The economist believes that after the eventual end of the price cap policy, the price of granulated sugar will not increase considerably due to the fact that global sugar prices have plummeted, however, the other price regulated products will become 30% to 40% more expensive. These prices will also be affected by global political and economic trends: If Russia cannot sell their wheat on the international market after a record harvest, the country will “sit on 50 million tons of unsold wheat.” Meanwhile, maize prices aren’t expected to increase much since the harvest in the United States produced 353 million tons of corn.

At the very least, according to Mr. Raskó, food shortages cannot be expected in Hungary.

Hungary: The greatest y-o-y increase in the price of food in the EU

The overlapping crises in the global economy and climate change, as well as Russia’s invasion of Ukraine have deeply impacted European agricultural and food industries. The increase in food prices is a global phenomenon, and all EU countries saw, at varying levels but at a steady rate, an increase in the prices of food.

This figure, however, has been the highest in Hungary between 2021 and 2022. While the EU average was 14.3%, and the Dutch figure was 13.1%, food inflation in Hungary has reached a staggering 34% y-o-y value by August, 2022, which is 2.3 times the European average.

These figures are based on the latest data by Eurostat. Official figures can vary however. Hungary’s average inflation value, according to the governmental Central Statistical Office, was 15.6%, while Eurostat’s methodology measured Hungary’s yearly inflation in August at 18.6%.

This was reported by Pé, a financial news portal. The portal also interviewed Mr. György Raskó about the country’s high food inflation value. Mr. Raskó has commented that in the spring, inflation was favorable for the government’s policy vision since in early 2022, the government spent lots of money on welfare expenditures including thirteenth month pension payments and income tax returns. Mr. Raskó explained that in his opinion, these increased consumption and through inflation, the government could cover the €2.43 million extra deficit of the treasury caused by the welfare expenditures. Moreover, according to the economist, grocery retailers further increased prices to cover their extra tax burdens, which led to a vicious spiral in which “every actor felt justified in raising prices,” leading to a situation where now “every agricultural commodity and raw material has a higher producer price than their respective price levels at the domestic commodity market, or the commodity markets in Paris or the United States.”

According to Mr. Raskó, sooner or later international trends will help bring food prices down, for example cheaper eggs, wheat and corn from Ukraine will temper domestic prices. The higher prices however, are aligned with the interests of producers, who suffered catastrophic losses due to the drought this summer.
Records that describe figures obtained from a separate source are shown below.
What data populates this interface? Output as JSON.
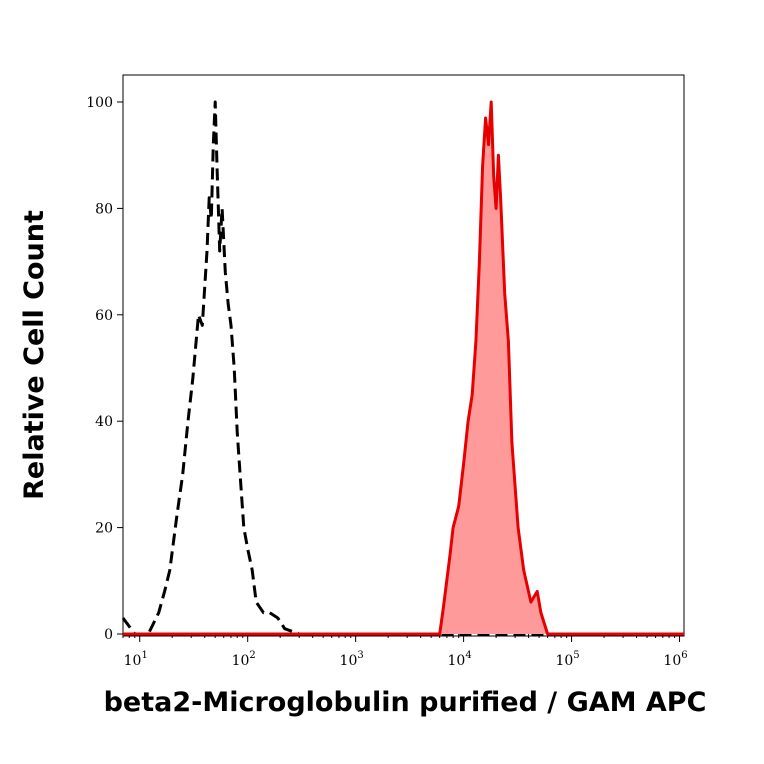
{
  "chart_data": {
    "type": "area",
    "xlabel": "beta2-Microglobulin purified / GAM APC",
    "ylabel": "Relative Cell Count",
    "xscale": "log",
    "xlim": [
      7,
      1100000
    ],
    "ylim": [
      0,
      105
    ],
    "x_ticks": [
      {
        "base": "10",
        "exp": "1"
      },
      {
        "base": "10",
        "exp": "2"
      },
      {
        "base": "10",
        "exp": "3"
      },
      {
        "base": "10",
        "exp": "4"
      },
      {
        "base": "10",
        "exp": "5"
      },
      {
        "base": "10",
        "exp": "6"
      }
    ],
    "y_ticks": [
      "0",
      "20",
      "40",
      "60",
      "80",
      "100"
    ],
    "series": [
      {
        "style": "dashed",
        "color": "#000000",
        "filled": false,
        "points": [
          [
            7,
            3
          ],
          [
            9,
            0
          ],
          [
            12,
            0
          ],
          [
            15,
            4
          ],
          [
            17,
            8
          ],
          [
            19,
            12
          ],
          [
            22,
            22
          ],
          [
            25,
            30
          ],
          [
            28,
            40
          ],
          [
            31,
            48
          ],
          [
            35,
            60
          ],
          [
            38,
            58
          ],
          [
            42,
            72
          ],
          [
            44,
            82
          ],
          [
            46,
            78
          ],
          [
            48,
            92
          ],
          [
            50,
            100
          ],
          [
            52,
            88
          ],
          [
            55,
            72
          ],
          [
            58,
            80
          ],
          [
            62,
            68
          ],
          [
            66,
            62
          ],
          [
            70,
            58
          ],
          [
            75,
            50
          ],
          [
            80,
            38
          ],
          [
            85,
            30
          ],
          [
            92,
            20
          ],
          [
            100,
            16
          ],
          [
            110,
            12
          ],
          [
            120,
            6
          ],
          [
            140,
            4
          ],
          [
            160,
            4
          ],
          [
            190,
            3
          ],
          [
            220,
            1
          ],
          [
            300,
            0
          ],
          [
            1000000,
            0
          ]
        ]
      },
      {
        "style": "solid",
        "color": "#e60000",
        "fill": "#ff9a9a",
        "filled": true,
        "points": [
          [
            7,
            0
          ],
          [
            6000,
            0
          ],
          [
            6500,
            5
          ],
          [
            7500,
            15
          ],
          [
            8000,
            20
          ],
          [
            9000,
            24
          ],
          [
            10000,
            32
          ],
          [
            11000,
            40
          ],
          [
            12000,
            45
          ],
          [
            13000,
            55
          ],
          [
            14000,
            70
          ],
          [
            15000,
            88
          ],
          [
            16000,
            97
          ],
          [
            17000,
            92
          ],
          [
            18000,
            100
          ],
          [
            19000,
            86
          ],
          [
            20000,
            80
          ],
          [
            21000,
            90
          ],
          [
            22000,
            82
          ],
          [
            24000,
            64
          ],
          [
            26000,
            55
          ],
          [
            28000,
            36
          ],
          [
            32000,
            20
          ],
          [
            36000,
            12
          ],
          [
            42000,
            6
          ],
          [
            48000,
            8
          ],
          [
            52000,
            4
          ],
          [
            60000,
            0
          ],
          [
            1100000,
            0
          ]
        ]
      }
    ]
  }
}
Food waste rate in Hungary remains high

The organization Hungarian Food Bank has published their newest figures on Hungarians’ food waste habits. The organization, together with the National Food Chain Safety Office (NÉBIH) and the company Electrolux Hungary have conducted a nation-wide representative survey.

According to the organization, people in Hungary generate 65 kg of food waste per capita per year, even though consumers report that they try to be mindful of wasting groceries. For comparison, the per capita food waste in the Netherlands is 34 kg according to Wageningen University.

Eight out of ten Hungarians see food waste as a global problem. Nonetheless, Hungarians waste food worth €110 per capita every year. Only 45% know what temperature to set their refrigerators to (0-4°C).

The survey also showed that 82% of the responders would like to receive more information on food waste and would like to see more information on the environmental impact of food items on the packaging. The majority of responders also thought that food waste can primarily be reduced by educating children on sustainable practices in school and by providing adults with more information on reducing food waste.